I have Michigan on my mind. It all started the other day when I came across a great blog post from St. Patrick’s Day: James Earl Jones is a Michigan Irishman and Other Stories About Michigan’s Irish Heritage. Louis Blouin of FoundMichigan.org explores Michigan’s Irish heritage. Here’s the introduction – very funny:
St. Patrick’s Day is all about getting your fake Irish on, whether it be decorating yourself in various cheap green crap that was no doubt made in China, not Ireland; busting out the one Pogues song you have on your iPod; or choking down a breakfast of green eggs and ham at your local Irish(ish) pub. It’s about that, and having an excuse to drink before 10 a.m. But Michigan has plenty of authentic Irish heritage to hang your hat on (even the oversized Leprechaun headgear you got at Meijer last night). Here’s a roundup of some of Michigan’s real-deal Irish heritage you might not have known about—and a nod to some of the fake stuff, too.
Blouin’s entire article is interesting, but the section titled, Beaver Island: Mormon turned Irish Kingdom, definitely caught my eye. I had never heard of Beaver Island. What a fascinating history…click here for Blouin’s full article. Read what he has to say about Beaver Island, then come back for more on the research taking place.

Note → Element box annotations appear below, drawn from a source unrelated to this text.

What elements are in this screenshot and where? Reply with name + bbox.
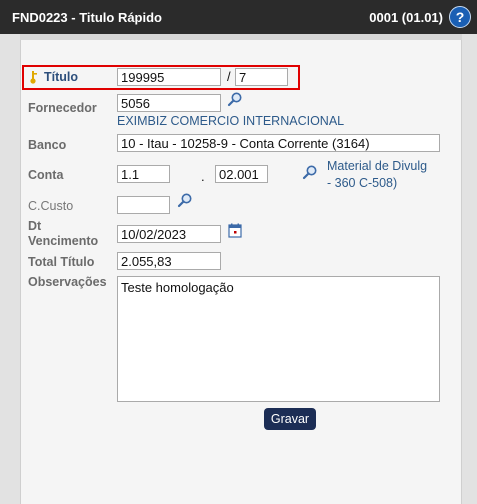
window-titlebar: FND0223 - Titulo Rápido 0001 (01.01) ? — [0, 0, 477, 34]
window-code: 0001 (01.01) — [369, 10, 443, 25]
conta-description-line1: Material de Divulg — [327, 159, 428, 173]
conta-description-line2: - 360 C-508) — [327, 176, 398, 190]
total-label: Total Título — [28, 255, 95, 269]
key-icon — [30, 71, 37, 84]
parcela-input[interactable] — [235, 68, 288, 86]
fornecedor-input[interactable] — [117, 94, 221, 112]
conta-search-icon[interactable] — [302, 164, 318, 180]
banco-select[interactable] — [117, 134, 440, 152]
ccusto-search-icon[interactable] — [177, 192, 193, 208]
fornecedor-label: Fornecedor — [28, 101, 97, 115]
help-icon[interactable]: ? — [449, 6, 471, 28]
fornecedor-search-icon[interactable] — [227, 91, 243, 107]
save-button[interactable]: Gravar — [264, 408, 316, 430]
ccusto-label: C.Custo — [28, 199, 74, 213]
observacoes-textarea[interactable]: Teste homologação — [117, 276, 440, 402]
observacoes-label: Observações — [28, 275, 107, 289]
titulo-label: Título — [44, 70, 79, 84]
conta-input-1[interactable] — [117, 165, 170, 183]
vencimento-label-line2: Vencimento — [28, 234, 99, 248]
total-input[interactable] — [117, 252, 221, 270]
vencimento-label-line1: Dt — [28, 219, 42, 233]
calendar-icon[interactable] — [228, 223, 242, 238]
conta-separator: . — [201, 169, 205, 184]
conta-input-2[interactable] — [215, 165, 268, 183]
vencimento-input[interactable] — [117, 225, 221, 243]
window-title: FND0223 - Titulo Rápido — [12, 10, 162, 25]
titulo-separator: / — [227, 69, 231, 84]
ccusto-input[interactable] — [117, 196, 170, 214]
titulo-input[interactable] — [117, 68, 221, 86]
conta-label: Conta — [28, 168, 64, 182]
banco-label: Banco — [28, 138, 67, 152]
fornecedor-name: EXIMBIZ COMERCIO INTERNACIONAL — [117, 114, 345, 128]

The University of Notre Dame’s Historical Archaeology of Irish America project investigates the nineteenth century Irish settlement of Beaver Island, Michigan. The head of the investigation is Deb Rotman, Ph.D., RPA of Notre Dame. On the project blog Professor Rotman explains:
This archaeological and historical project allows scholars and students to investigate an aspect of the Irish Diaspora that is currently virtually unknown – that is, the lived experiences of Irish immigrants who settled away from the large urban centers on the East Coast…
Since 2006, my students and I have been investigating Irish immigrant experiences in South Bend, Indiana, including archaeological excavation in the city as well as archival research and oral history collection in both Ireland and the United States. Beginning in 2010, this project expanded to include Beaver Island, Michigan, which was inhabited in the late nineteenth century by immigrants from Árainn Mhór off the coast of Co. Donegal.
What I like best about this project is that it is taking a serious look at the lives of Irish settlers in America’s rural Midwest. Professor Rotman points out that little research exists on any Irish immigrant settlements other than the urban centers of New York City and Boston. The Irish were pioneer settlers in much of the Western United States, and it is about time attention be paid to their lives and the contributions they made to their communities and adopted country.
The project website includes a number of papers completed by students involved with the Beaver Island project. The papers explore the history and sociology of the island using the archaeological evidence they have unearthed. Check out the blog here.
Professor Rotman, perhaps when you finish up with Beaver Island, you might want to take a look at Clontarf, Minnesota and nearby Tara Township? I have always wanted to do a dig by my grandfather’s birthplace in this rural American Irish settlement…just think about it!
Click here for more information about the history of Beaver Island – from its days as a “Mormon Kingdom” to a land full of names like Gallagher, Boyle, and O’Donnell, where Irish was the language of choice. I wonder what the folks in Donegal have planned for next year’s Gathering Ireland 2013…will the people of Beaver Island be welcomed “home” to Ireland?